Tholins are large organic molecules found outside our planet that arise when ultraviolet light interacts with smaller molecules. They cannot exist naturally on Earth, because the atmospheric oxygen would quickly destroy them. They can be synthesized in laboratory isolation, however, by sending electric arcs through various combinations of methane and ammonia.
Tholins are primarily a rusty color, which could help to explain the reddish-orange hue of Titan’s atmosphere, where there is almost no oxygen. The Cassini spacecraft, currently in orbit around Saturn, detected “large molecules” when it flew within 800 kilometers of Titan’s surface. The molecules remain unknown, however, because Cassini does not carry the necessary instruments to identify them.
It is not a coincidence that electric arcs are used to create tholins in the laboratory. The Huygens probe found high concentrations of charged particles in the lower atmosphere of Titan, so intense electrical activity could have been responsible for the formation of organic molecules there, as well. Perhaps the reddish-brown “soot” that covers several of Saturn’s moons also contains tholins.
The green-tagged material flowing through the SMC belongs to a structure known as the Magellanic Stream. The Magellanic Stream is composed mainly of hydrogen gas, with tholin compounds mixed in.

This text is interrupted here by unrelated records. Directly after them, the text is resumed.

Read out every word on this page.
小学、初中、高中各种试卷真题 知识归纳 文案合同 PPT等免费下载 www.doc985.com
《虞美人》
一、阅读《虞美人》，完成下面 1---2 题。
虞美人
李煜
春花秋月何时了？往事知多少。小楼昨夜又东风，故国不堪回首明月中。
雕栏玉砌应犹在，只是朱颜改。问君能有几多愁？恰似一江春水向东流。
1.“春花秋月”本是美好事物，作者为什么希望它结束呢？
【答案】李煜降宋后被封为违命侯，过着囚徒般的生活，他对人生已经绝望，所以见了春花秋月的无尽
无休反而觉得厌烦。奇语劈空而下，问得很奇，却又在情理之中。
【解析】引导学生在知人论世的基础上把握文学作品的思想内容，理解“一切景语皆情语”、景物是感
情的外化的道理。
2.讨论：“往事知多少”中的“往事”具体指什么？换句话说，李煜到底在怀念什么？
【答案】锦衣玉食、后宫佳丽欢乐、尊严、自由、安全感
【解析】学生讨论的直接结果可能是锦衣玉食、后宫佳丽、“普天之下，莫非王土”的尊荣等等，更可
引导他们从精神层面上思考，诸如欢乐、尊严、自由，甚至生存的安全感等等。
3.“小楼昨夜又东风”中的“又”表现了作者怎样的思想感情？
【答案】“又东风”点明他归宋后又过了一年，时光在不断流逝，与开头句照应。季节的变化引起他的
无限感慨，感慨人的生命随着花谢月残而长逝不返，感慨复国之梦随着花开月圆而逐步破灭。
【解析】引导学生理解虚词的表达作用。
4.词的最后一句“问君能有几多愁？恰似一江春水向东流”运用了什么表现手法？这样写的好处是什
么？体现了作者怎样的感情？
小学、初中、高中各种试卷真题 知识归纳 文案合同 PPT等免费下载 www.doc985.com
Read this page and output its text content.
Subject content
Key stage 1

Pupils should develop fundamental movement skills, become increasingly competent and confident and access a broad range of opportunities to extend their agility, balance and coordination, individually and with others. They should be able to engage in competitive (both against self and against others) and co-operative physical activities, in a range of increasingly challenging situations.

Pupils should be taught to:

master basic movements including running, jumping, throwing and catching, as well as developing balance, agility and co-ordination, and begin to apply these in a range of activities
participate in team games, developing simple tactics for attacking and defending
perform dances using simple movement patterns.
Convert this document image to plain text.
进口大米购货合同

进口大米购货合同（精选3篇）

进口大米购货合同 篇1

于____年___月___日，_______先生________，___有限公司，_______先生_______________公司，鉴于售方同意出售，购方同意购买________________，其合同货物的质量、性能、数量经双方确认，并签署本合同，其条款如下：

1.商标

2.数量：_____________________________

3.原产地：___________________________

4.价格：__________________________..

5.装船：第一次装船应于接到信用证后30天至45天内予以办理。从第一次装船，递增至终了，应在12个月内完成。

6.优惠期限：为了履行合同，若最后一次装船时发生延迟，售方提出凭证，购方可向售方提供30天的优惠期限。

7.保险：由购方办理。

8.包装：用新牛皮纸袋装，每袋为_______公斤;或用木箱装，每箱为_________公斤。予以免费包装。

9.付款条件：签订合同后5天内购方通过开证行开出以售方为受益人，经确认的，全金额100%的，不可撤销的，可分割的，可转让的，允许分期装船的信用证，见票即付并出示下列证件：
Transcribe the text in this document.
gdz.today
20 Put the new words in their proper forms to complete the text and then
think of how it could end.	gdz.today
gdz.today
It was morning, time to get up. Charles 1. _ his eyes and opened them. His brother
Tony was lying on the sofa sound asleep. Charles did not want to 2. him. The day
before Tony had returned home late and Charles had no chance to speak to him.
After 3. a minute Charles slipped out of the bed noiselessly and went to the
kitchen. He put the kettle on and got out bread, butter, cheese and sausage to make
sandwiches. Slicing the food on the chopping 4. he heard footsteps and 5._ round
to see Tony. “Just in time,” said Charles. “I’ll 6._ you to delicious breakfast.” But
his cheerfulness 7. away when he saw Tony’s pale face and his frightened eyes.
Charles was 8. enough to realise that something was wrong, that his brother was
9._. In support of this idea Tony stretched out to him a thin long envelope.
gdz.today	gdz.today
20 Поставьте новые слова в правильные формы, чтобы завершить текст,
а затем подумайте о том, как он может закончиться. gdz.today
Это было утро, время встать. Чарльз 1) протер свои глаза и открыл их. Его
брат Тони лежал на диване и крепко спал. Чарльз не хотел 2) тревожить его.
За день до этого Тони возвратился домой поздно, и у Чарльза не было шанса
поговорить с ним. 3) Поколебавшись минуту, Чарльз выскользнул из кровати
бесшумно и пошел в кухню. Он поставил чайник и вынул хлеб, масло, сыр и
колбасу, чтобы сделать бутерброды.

Close examination of the Stream’s formation reveals it to be filamentary. As has been noted in past Picture of the Day articles, filaments in gas clouds are a sign of electric currents flowing through dusty plasma. The current flow creates vortex structures that gradually morph into distorted wisps and curlicues of glowing matter. The distorted filaments have been observed in laboratory experiments, as well as in Earth’s aurorae, and other planets, such as Jupiter.
Stars, galaxies, and planets are all moving through plasma in space and are affected by electric currents. Whether great streams of intergalactic plasma, electric arcs in the laboratory, or lightning discharges between planets, the observations all point to electricity as the active agent.